A força imparável de uma mulher furiosa: “Three Billboards Outside Ebbing, Missouri”

De como é raro contar bem uma história.

 

Título Português: Três Cartazes à Beira da Estrada (EUA, UK – 2017)
Realizador: Martin McDonagh
Argumento: Martin McDonagh
Protagonistas: Frances McDormand, Sam Rockwell, Woody Harrelson

Nomeações: 7 (Melhor Filme, Melhor Atriz Principal, Melhor Ator Secundário, Melhor Ator Secundário, Melhor Argumento Original, Melhor Banda Sonora Original, Melhor Montagem)

Quem conhece o estilo do dramaturgo, argumentista e realizador inglês Martin McDonagh, sabe o quanto este gosta de provocar. Basta ver filmes como “In Bruges” ou “Seven Psychopaths” para perceber o quanto este artista gosta de nos espicaçar onde dói mais, ao mesmo tempo que esconde (mal) um sorriso trapaceiro. “Three Billboards Outside Ebbing, Missouri” é, muito possivelmente, a cristalização perfeita desta visão singular de McDonagh. É uma obra que se contorce por caminhos tortuosos e surpreendentes até chegar, quase inesperadamente, ao sublime.

Uma das escolhas mais arrojadas de McDonagh neste filme é também o que o torna tão desconcertante e, simultaneamente, genial. Ora vejamos: esta é uma história sobre uma mãe que, após ter a sua filha morta e violada, exige ação por parte da polícia. Quando não a tem, coloca enormes cartazes publicitários a humilhá-los e enfrenta de frente uma força policial que conta com alguns elementos que não olham a meios para a fazer parar. E, no entanto, acreditariam se eu vos dissesse que esta é uma das melhores comédias do ano?

No centro deste jogo de equilíbrio entre o humor e a tragédia está a performance titânica de Frances McDormand como Mildred Hayes.
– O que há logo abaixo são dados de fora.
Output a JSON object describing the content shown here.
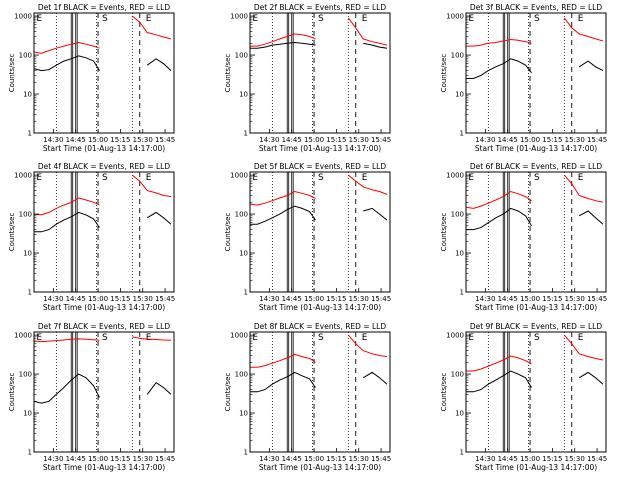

O filme foi escrito por McDonagh com a veterana atriz em mente e explora de forma sublime a força inata que parece emanar de cada um dos seus olhares e gestos. Com cada obstáculo aparentemente intransponível que lhe surge pela frente, a sua face rude e resoluta parece franzir um pouco mais e, com um sorriso sabedor e uma tirada sarcástica, a zangada mãe segue em frente com a sua missão.

Pela sua frente, tem de lidar com o chefe da polícia local, encarnado de forma enganadoramente subtil por Woody Harrelson, e um dos seus agentes mais imprevisíveis, interpretado por Sam Rockwell com um misto de raiva mal contida e ignorância extrema que o torna um completo “joker” na narrativa. Harrelson e Rockwell merecem na totalidade as nomeações que receberem e Rockwell, há muito um ator altamente respeitado na indústria, está na linha da frente para sair com o prémio.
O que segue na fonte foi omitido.